One day he saw his chance for a longer stroll than usual and took his young charges right through the enemy camp to Camillus's tent. (V 27)
The obvious consequence was that Rome for a moment held important hostages and could have potentially forced the surrender of the city, but Camillus refused to do so. Rather he addressed the schoolmaster,
Neither my people nor I, who command their army, happen to share your tastes. You are a scoundrel and your offer is unworthy of you. As political entities there is no bond of unity between Rome and Falerii, but we are bound nonetheless and always will be by the bonds of a common humanity. War has its laws as peace has, and we have learned to wage war with decency no less than with courage. We have drawn the sword not against children who even in the sack of cities are spared, but against men, armed like ourselves.... These men, your countrymen, you have done your best to humiliate by this vile and unprecedented act: but I shall bring them low... by the Roman arts of courage, persistance and arms. (V 27)
Camillus thus sent the schoolmaster and his charges back to the city- the boys whipping the schoolmaster as they went. The citizens of Falerii were so impressed that according to Livy they surrendered the city immediatly to the Roman commander.
As ever who knows how true this story is. But the important point is not the story- the capture of Falerii was not a world changing event- but the point that Livy seeks to make through the story. Camillus here represents the ideal Roman response to the position he was placed in. The ideal Roman response was to reject the offer- for two key reasons. Firstly and this is important to understand, this story illustrates the boundaries of Roman doctrines of war. It demonstrates that Livy and his audience thought that children should be excluded from war as a matter of course.

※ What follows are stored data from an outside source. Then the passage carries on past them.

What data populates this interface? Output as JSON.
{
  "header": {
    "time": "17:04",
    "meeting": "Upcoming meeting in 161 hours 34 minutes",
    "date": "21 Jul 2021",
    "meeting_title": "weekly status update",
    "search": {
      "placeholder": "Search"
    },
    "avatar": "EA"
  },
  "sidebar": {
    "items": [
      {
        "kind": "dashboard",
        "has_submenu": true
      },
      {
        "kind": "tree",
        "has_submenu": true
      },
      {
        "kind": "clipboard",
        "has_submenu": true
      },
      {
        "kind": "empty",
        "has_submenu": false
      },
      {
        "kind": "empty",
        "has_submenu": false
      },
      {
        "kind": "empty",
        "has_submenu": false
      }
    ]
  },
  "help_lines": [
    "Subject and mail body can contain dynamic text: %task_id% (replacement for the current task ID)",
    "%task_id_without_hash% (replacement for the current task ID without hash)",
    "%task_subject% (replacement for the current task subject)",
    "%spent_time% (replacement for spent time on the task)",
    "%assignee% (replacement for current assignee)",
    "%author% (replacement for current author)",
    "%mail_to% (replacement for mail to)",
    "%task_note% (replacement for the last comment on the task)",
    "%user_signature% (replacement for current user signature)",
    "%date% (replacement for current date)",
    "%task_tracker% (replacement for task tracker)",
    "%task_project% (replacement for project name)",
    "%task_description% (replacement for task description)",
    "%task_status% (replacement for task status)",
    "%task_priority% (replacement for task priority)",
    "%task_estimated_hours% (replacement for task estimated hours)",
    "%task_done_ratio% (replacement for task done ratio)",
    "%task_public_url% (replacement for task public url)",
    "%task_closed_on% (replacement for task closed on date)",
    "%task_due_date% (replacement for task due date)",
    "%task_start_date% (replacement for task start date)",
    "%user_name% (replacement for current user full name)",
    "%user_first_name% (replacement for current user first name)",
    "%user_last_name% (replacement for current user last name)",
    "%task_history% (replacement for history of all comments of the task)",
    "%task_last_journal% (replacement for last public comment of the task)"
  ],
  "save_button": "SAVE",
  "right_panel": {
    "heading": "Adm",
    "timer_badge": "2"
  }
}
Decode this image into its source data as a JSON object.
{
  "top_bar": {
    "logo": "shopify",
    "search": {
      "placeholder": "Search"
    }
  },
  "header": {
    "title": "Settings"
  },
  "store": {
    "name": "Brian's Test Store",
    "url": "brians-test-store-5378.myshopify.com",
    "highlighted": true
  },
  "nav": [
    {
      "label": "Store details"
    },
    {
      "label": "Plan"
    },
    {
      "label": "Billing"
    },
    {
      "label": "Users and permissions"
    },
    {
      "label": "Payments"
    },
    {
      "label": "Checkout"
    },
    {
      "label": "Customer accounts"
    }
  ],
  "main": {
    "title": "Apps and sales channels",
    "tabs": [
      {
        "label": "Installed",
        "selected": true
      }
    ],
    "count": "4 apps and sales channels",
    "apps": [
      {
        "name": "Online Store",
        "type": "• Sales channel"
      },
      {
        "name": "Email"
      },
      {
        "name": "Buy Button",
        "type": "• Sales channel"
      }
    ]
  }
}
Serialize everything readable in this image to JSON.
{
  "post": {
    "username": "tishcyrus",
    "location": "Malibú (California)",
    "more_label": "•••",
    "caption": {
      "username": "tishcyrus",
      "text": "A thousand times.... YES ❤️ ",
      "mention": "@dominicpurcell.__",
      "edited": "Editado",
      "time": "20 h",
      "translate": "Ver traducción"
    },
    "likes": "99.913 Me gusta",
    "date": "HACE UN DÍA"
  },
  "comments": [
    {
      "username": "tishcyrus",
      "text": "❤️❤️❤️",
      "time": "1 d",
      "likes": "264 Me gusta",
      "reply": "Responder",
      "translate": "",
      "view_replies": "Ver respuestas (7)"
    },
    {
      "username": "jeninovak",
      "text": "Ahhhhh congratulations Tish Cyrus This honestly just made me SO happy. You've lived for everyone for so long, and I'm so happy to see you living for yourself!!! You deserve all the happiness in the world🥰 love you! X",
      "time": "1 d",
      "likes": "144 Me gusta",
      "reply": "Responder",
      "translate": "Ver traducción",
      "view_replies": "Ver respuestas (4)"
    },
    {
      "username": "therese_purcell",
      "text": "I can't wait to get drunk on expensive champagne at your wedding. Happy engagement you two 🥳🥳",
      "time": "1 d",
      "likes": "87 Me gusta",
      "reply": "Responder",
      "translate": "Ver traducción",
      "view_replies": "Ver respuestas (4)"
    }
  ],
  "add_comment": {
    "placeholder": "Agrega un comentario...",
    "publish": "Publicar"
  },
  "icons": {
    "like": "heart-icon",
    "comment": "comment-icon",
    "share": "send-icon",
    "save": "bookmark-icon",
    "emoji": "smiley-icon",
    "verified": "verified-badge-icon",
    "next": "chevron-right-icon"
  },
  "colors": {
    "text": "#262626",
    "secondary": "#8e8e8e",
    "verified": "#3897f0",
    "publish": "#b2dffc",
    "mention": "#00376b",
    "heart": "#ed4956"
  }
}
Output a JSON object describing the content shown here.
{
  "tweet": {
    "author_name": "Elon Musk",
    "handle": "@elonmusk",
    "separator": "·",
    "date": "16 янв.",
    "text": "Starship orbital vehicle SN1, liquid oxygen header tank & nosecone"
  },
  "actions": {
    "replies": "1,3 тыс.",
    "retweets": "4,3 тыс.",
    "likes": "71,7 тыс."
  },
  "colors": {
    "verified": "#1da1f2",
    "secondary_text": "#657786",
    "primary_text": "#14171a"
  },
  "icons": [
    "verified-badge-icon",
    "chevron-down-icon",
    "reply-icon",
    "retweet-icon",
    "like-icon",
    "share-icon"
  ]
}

Secondly it illustrates the degree to which such strategems were thought to be opposite to the kind of courage that Livy and Camillus see as a political virtue. The laws of war set out expectations for each side and thus allow both to anticipate the other's moves- the arts of war are the arts of courage- and can be united in the adjective Roman because of this. War takes place in the open.
Lastly it is worth noting that Livy attaches a reward to following these laws. Good behaviour produces good results- this is very notable in Livy's discussions of religion as well. You do the right thing and you are rewarded for it. In this sense Livy's conception of morality- something to follow which is right and will give you success- differs from some modern understandings of morality where you do something because it is right and irrespective of whether it delivers success. In that sense we are closer to the medievals than the classics.